После трёхчасового отдыха эскадрон разделился на взводы, и Рейнгардт, вместе с которым пошли фон Мекк и Курашвили, стал по полям и перелескам, обходя болота, продвигаться на север в сторону Августовского канала, до которого по схеме было вёрст около восьми. Августовский канал соединял протянувшиеся с запада на восток озёра, огибая с севера обширные болота.
Лес был прорезан грунтовыми дорогами и просеками, и на пересечении очередной дороги с очередной просекой уже в сумерках обнаружились около десяти трупов. Судя по катушкам и проволоке, это и была та самая группа из крепости Осовец по восстановлению связи – она попала в засаду. Взвод начал спешиваться, и в это время застрочил германский тяжёлый пулемёт и стали хлопать винтовочные выстрелы совсем близко – взвод Рейнгардта попал в ту же самую засаду. Стали отходить, прихватив тела телефонистов, один ещё был живой, и Курашвили пытался ему помочь, и вдруг стало известно, что ранены фон Мекк в руку и Рейнгардт непонятно куда, куда-то в пах, и находится без сознания. Взвод отошёл на версту и снова спешился. Погони не было, с немцами не было кавалерии. Курашвили осмотрел Рейнгардта, германская пуля попала ему в наружную подвздошную артерию и застряла. Из-за этого кровопотеря была медленная, но само ранение крайне опасное. Сам Алексей Алексеевич Рейнгардт был без сознания, и это было хорошо, потому что, будь он в сознании, ему было бы нестерпимо больно. Он только-только спешился и в этот момент был ранен, так объяснил один из драгун.
Однако, несмотря на трагедию, цель разведки была выполнена полностью: германцы, даже если небольшими силами, стоят на южном берегу Августовского канала. И прояснилась судьба осовецкой крепостной команды по восстановлению связи.

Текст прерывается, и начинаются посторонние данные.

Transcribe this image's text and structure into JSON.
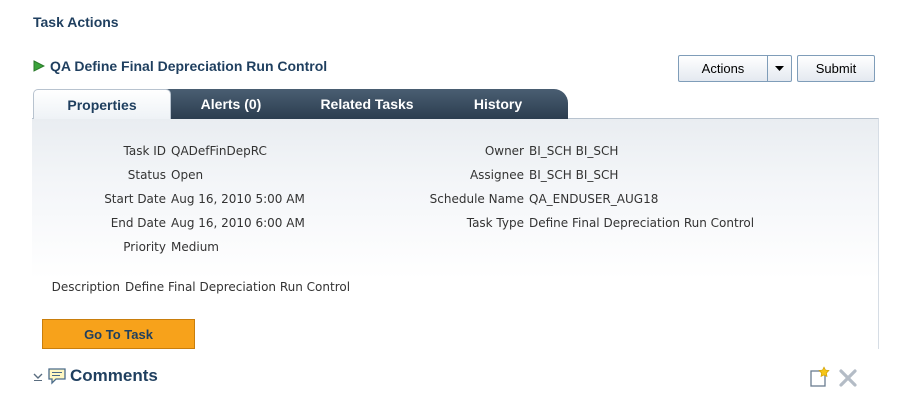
{
  "page": {
    "title": "Task Actions"
  },
  "task": {
    "name": "QA Define Final Depreciation Run Control",
    "actions_label": "Actions",
    "submit_label": "Submit"
  },
  "tabs": [
    {
      "label": "Properties",
      "selected": true
    },
    {
      "label": "Alerts (0)",
      "selected": false
    },
    {
      "label": "Related Tasks",
      "selected": false
    },
    {
      "label": "History",
      "selected": false
    }
  ],
  "properties": {
    "left": [
      {
        "label": "Task ID",
        "value": "QADefFinDepRC"
      },
      {
        "label": "Status",
        "value": "Open"
      },
      {
        "label": "Start Date",
        "value": "Aug 16, 2010 5:00 AM"
      },
      {
        "label": "End Date",
        "value": "Aug 16, 2010 6:00 AM"
      },
      {
        "label": "Priority",
        "value": "Medium"
      }
    ],
    "right": [
      {
        "label": "Owner",
        "value": "BI_SCH BI_SCH"
      },
      {
        "label": "Assignee",
        "value": "BI_SCH BI_SCH"
      },
      {
        "label": "Schedule Name",
        "value": "QA_ENDUSER_AUG18"
      },
      {
        "label": "Task Type",
        "value": "Define Final Depreciation Run Control"
      }
    ],
    "description": {
      "label": "Description",
      "value": "Define Final Depreciation Run Control"
    }
  },
  "go_to_task_label": "Go To Task",
  "comments": {
    "title": "Comments"
  },
  "icons": {
    "play": "play-icon",
    "dropdown": "caret-down-icon",
    "disclosure": "disclosure-expanded-icon",
    "comment": "comment-bubble-icon",
    "new_comment": "new-comment-icon",
    "delete": "delete-icon"
  },
  "colors": {
    "heading": "#1f3f5f",
    "play_icon": "#3aa33a",
    "tab_dark": "#3b4d60",
    "go_button": "#f7a21b"
  }
}
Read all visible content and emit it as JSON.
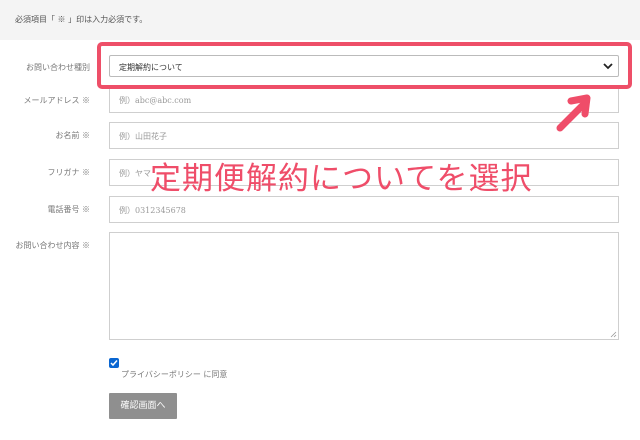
{
  "notice": "必須項目「 ※ 」印は入力必須です。",
  "form": {
    "inquiry_type": {
      "label": "お問い合わせ種別",
      "value": "定期解約について"
    },
    "email": {
      "label": "メールアドレス ※",
      "placeholder": "例）abc@abc.com"
    },
    "name": {
      "label": "お名前 ※",
      "placeholder": "例）山田花子"
    },
    "furigana": {
      "label": "フリガナ ※",
      "placeholder": "例）ヤマ"
    },
    "phone": {
      "label": "電話番号 ※",
      "placeholder": "例）0312345678"
    },
    "message": {
      "label": "お問い合わせ内容 ※"
    },
    "privacy": {
      "label": "プライバシーポリシー に同意",
      "checked": true
    },
    "submit_label": "確認画面へ"
  },
  "annotation": {
    "text": "定期便解約についてを選択",
    "color": "#ef4d69"
  },
  "icons": {
    "select": "chevron-down-icon",
    "arrow": "arrow-up-right-icon",
    "checkbox": "check-icon"
  }
}
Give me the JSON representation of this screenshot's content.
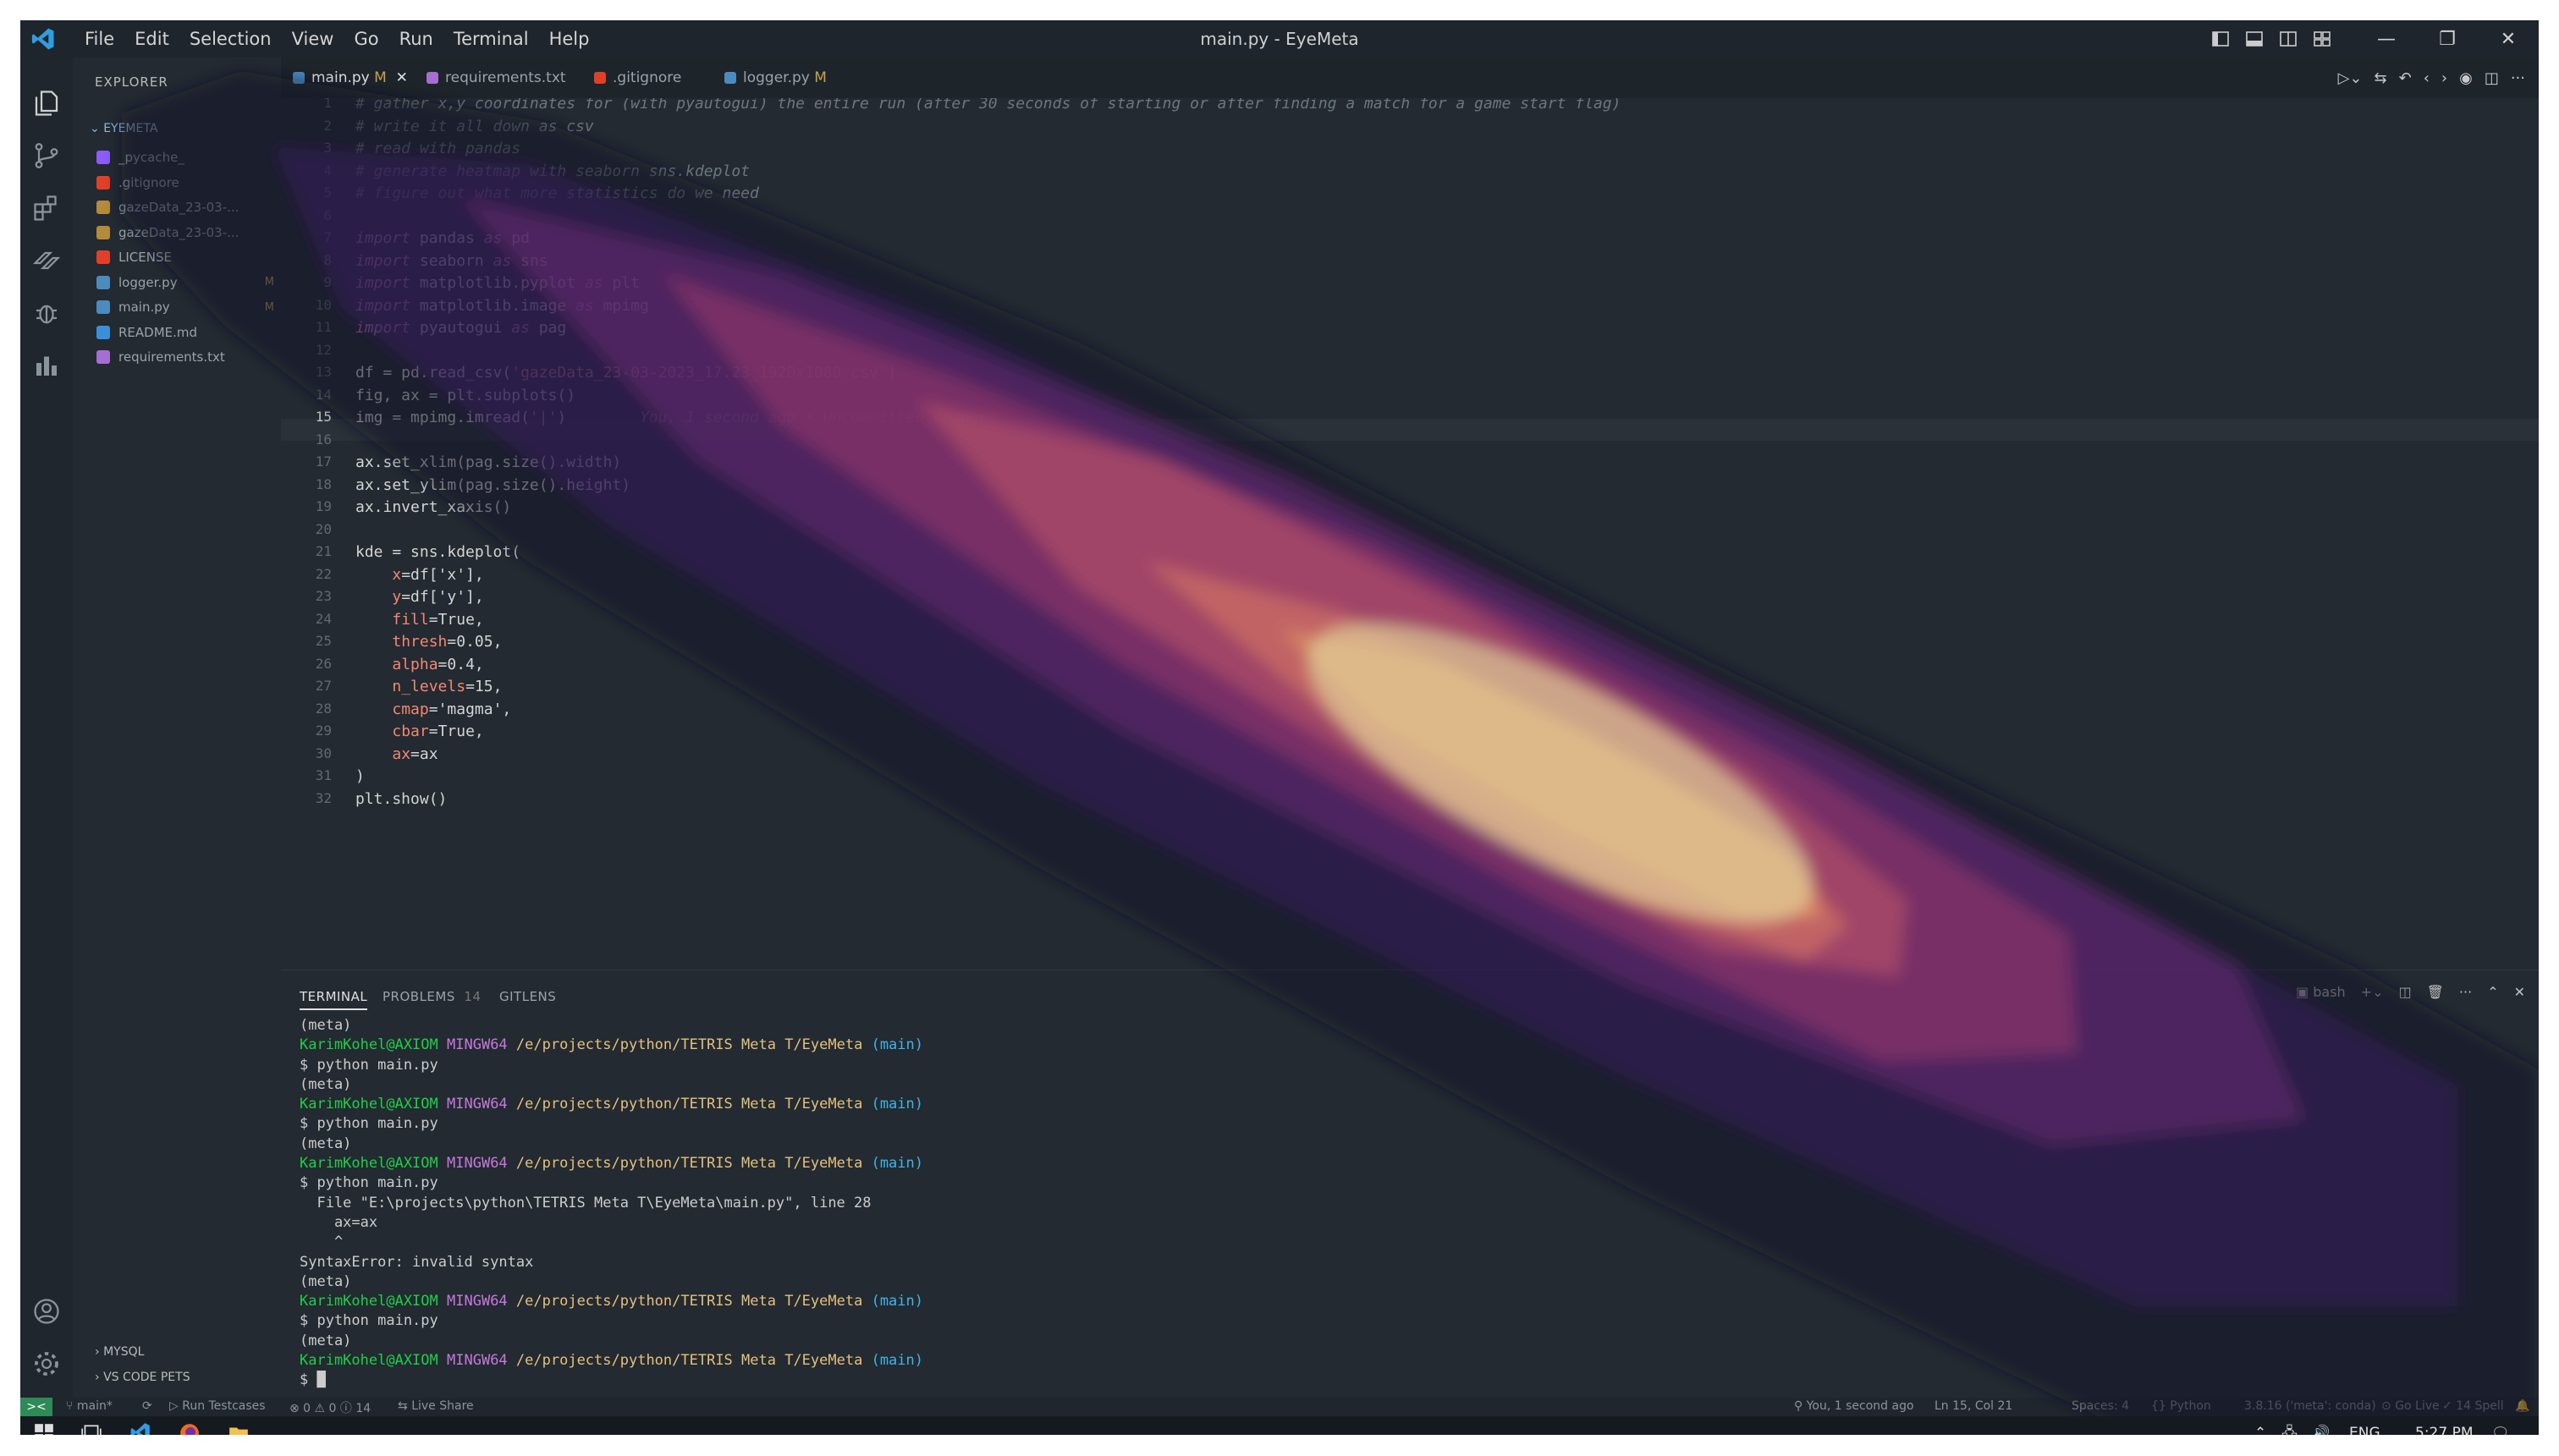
{
  "window": {
    "title": "main.py - EyeMeta"
  },
  "menu": [
    "File",
    "Edit",
    "Selection",
    "View",
    "Go",
    "Run",
    "Terminal",
    "Help"
  ],
  "sidebar": {
    "header": "EXPLORER",
    "folder": "EYEMETA",
    "items": [
      {
        "label": "_pycache_",
        "badge": "",
        "color": "#8b5cf6"
      },
      {
        "label": ".gitignore",
        "badge": "",
        "color": "#e0402a"
      },
      {
        "label": "gazeData_23-03-...",
        "badge": "",
        "color": "#b58a3a"
      },
      {
        "label": "gazeData_23-03-...",
        "badge": "",
        "color": "#b58a3a"
      },
      {
        "label": "LICENSE",
        "badge": "",
        "color": "#e0402a"
      },
      {
        "label": "logger.py",
        "badge": "M",
        "color": "#4b8bbe"
      },
      {
        "label": "main.py",
        "badge": "M",
        "color": "#4b8bbe"
      },
      {
        "label": "README.md",
        "badge": "",
        "color": "#3a8fd8"
      },
      {
        "label": "requirements.txt",
        "badge": "",
        "color": "#a66ed0"
      }
    ],
    "sections": [
      "MYSQL",
      "VS CODE PETS"
    ]
  },
  "tabs": [
    {
      "label": "main.py",
      "badge": "M",
      "color": "#4b8bbe"
    },
    {
      "label": "requirements.txt",
      "badge": "",
      "color": "#a66ed0"
    },
    {
      "label": ".gitignore",
      "badge": "",
      "color": "#e0402a"
    },
    {
      "label": "logger.py",
      "badge": "M",
      "color": "#4b8bbe"
    }
  ],
  "editor": {
    "line_numbers": [
      "1",
      "2",
      "3",
      "4",
      "5",
      "6",
      "7",
      "8",
      "9",
      "10",
      "11",
      "12",
      "13",
      "14",
      "15",
      "16",
      "17",
      "18",
      "19",
      "20",
      "21",
      "22",
      "23",
      "24",
      "25",
      "26",
      "27",
      "28",
      "29",
      "30",
      "31",
      "32"
    ],
    "comments": [
      "# gather x,y coordinates for (with pyautogui) the entire run (after 30 seconds of starting or after finding a match for a game start flag)",
      "# write it all down as csv",
      "# read with pandas",
      "# generate heatmap with seaborn sns.kdeplot",
      "# figure out what more statistics do we need"
    ],
    "imports": [
      {
        "mod": "pandas",
        "alias": "pd"
      },
      {
        "mod": "seaborn",
        "alias": "sns"
      },
      {
        "mod": "matplotlib.pyplot",
        "alias": "plt"
      },
      {
        "mod": "matplotlib.image",
        "alias": "mpimg"
      },
      {
        "mod": "pyautogui",
        "alias": "pag"
      }
    ],
    "kw_import": "import",
    "kw_as": "as",
    "df_head": "df = pd.read_csv(",
    "df_arg": "'gazeData_23-03-2023_17.23_1920x1080.csv'",
    "df_tail": ")",
    "fig_line": "fig, ax = plt.subplots()",
    "img_head": "img = mpimg.imread(",
    "img_arg": "'|'",
    "img_tail": ")",
    "blame": "You, 1 second ago • Uncommitted changes",
    "xlim": "ax.set_xlim(pag.size().width)",
    "ylim": "ax.set_ylim(pag.size().height)",
    "invert": "ax.invert_xaxis()",
    "kde_head": "kde = sns.kdeplot(",
    "kw_args": [
      {
        "k": "x",
        "v": "df['x'],"
      },
      {
        "k": "y",
        "v": "df['y'],"
      },
      {
        "k": "fill",
        "v": "True,"
      },
      {
        "k": "thresh",
        "v": "0.05,"
      },
      {
        "k": "alpha",
        "v": "0.4,"
      },
      {
        "k": "n_levels",
        "v": "15,"
      },
      {
        "k": "cmap",
        "v": "'magma',"
      },
      {
        "k": "cbar",
        "v": "True,"
      },
      {
        "k": "ax",
        "v": "ax"
      }
    ],
    "close_paren": ")",
    "show": "plt.show()"
  },
  "panel": {
    "tabs": [
      "TERMINAL",
      "PROBLEMS",
      "GITLENS"
    ],
    "problems_count": "14",
    "shell": "bash",
    "prompt": {
      "user": "KarimKohel@AXIOM",
      "host": "MINGW64",
      "path": "/e/projects/python/TETRIS Meta T/EyeMeta",
      "branch": "(main)"
    },
    "lines": [
      {
        "t": "plain",
        "text": "(meta)"
      },
      {
        "t": "prompt"
      },
      {
        "t": "plain",
        "text": "$ python main.py"
      },
      {
        "t": "plain",
        "text": "(meta)"
      },
      {
        "t": "prompt"
      },
      {
        "t": "plain",
        "text": "$ python main.py"
      },
      {
        "t": "plain",
        "text": "(meta)"
      },
      {
        "t": "prompt"
      },
      {
        "t": "plain",
        "text": "$ python main.py"
      },
      {
        "t": "plain",
        "text": "  File \"E:\\projects\\python\\TETRIS Meta T\\EyeMeta\\main.py\", line 28"
      },
      {
        "t": "plain",
        "text": "    ax=ax"
      },
      {
        "t": "plain",
        "text": "    ^"
      },
      {
        "t": "plain",
        "text": "SyntaxError: invalid syntax"
      },
      {
        "t": "plain",
        "text": "(meta)"
      },
      {
        "t": "prompt"
      },
      {
        "t": "plain",
        "text": "$ python main.py"
      },
      {
        "t": "plain",
        "text": "(meta)"
      },
      {
        "t": "prompt"
      },
      {
        "t": "plain",
        "text": "$ █"
      }
    ]
  },
  "status": {
    "remote": "><",
    "branch": "main*",
    "sync": "⟳",
    "tests": "Run Testcases",
    "problems": "⊗ 0 ⚠ 0 ⓘ 14",
    "live_share": "Live Share",
    "blame": "You, 1 second ago",
    "position": "Ln 15, Col 21",
    "spaces": "Spaces: 4",
    "language": "Python",
    "interpreter": "3.8.16 ('meta': conda)",
    "go_live": "Go Live",
    "spell": "14 Spell"
  },
  "taskbar": {
    "lang": "ENG",
    "time": "5:27 PM"
  },
  "colors": {
    "accent": "#2e8a57",
    "bg": "#232a31"
  }
}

Драгуны навязали носилки, укрепили между лошадьми, и взвод пустился в обратный путь. Курашвили знал положение дел в лазарете крепости Осовец, посоветовал Василию Карловичу, и тот принял решение идти туда.
В полночь во главе взвода фон Мекк, не пришедший в сознание Рейнгардт и Курашвили уже были в крепости, и Алексей Гивиевич, сдавая раненых, встретил там Татьяну Ивановну Сиротину. И ему показалось, что его мечта сбылась. Но ничего не произошло. Татьяна Ивановна помнила его ещё с февральской осады Осовца и относилась к нему очень хорошо, как к врачу, как к специалисту, знатоку своего дела, и только. Она же не знала, что они такие близкие московские соседи, что, скорее всего, их кухарки обсуждают своих хозяев, когда делают покупки в окрестных магазинах на Никитской или вместе оказываются на Смоленском рынке. Алексей Гивиевич страстно хотел исправить это положение, но не знал как. А казалось бы, чего проще, надо всего лишь спросить: «Уважаемая (дорогая), нет, последнее вычеркнуть… уважаемая Татьяна Ивановна, как поживают ваша матушка и мопсы?..» Тут бы пригодились имена и клички, в смысле матушки и собачек: одна собачка палевая с чёрной мордой, а другая – тоже палевая с чёрной мордой. Страшные! А мопсы всегда страшные! И как это так, думал об этом доктор Курашвили, почему чем красивее женщина, тем уродливее у неё собачки, именно что не собаки, а собачки, которые могут не защитить, а выгодно оттенить, что ли?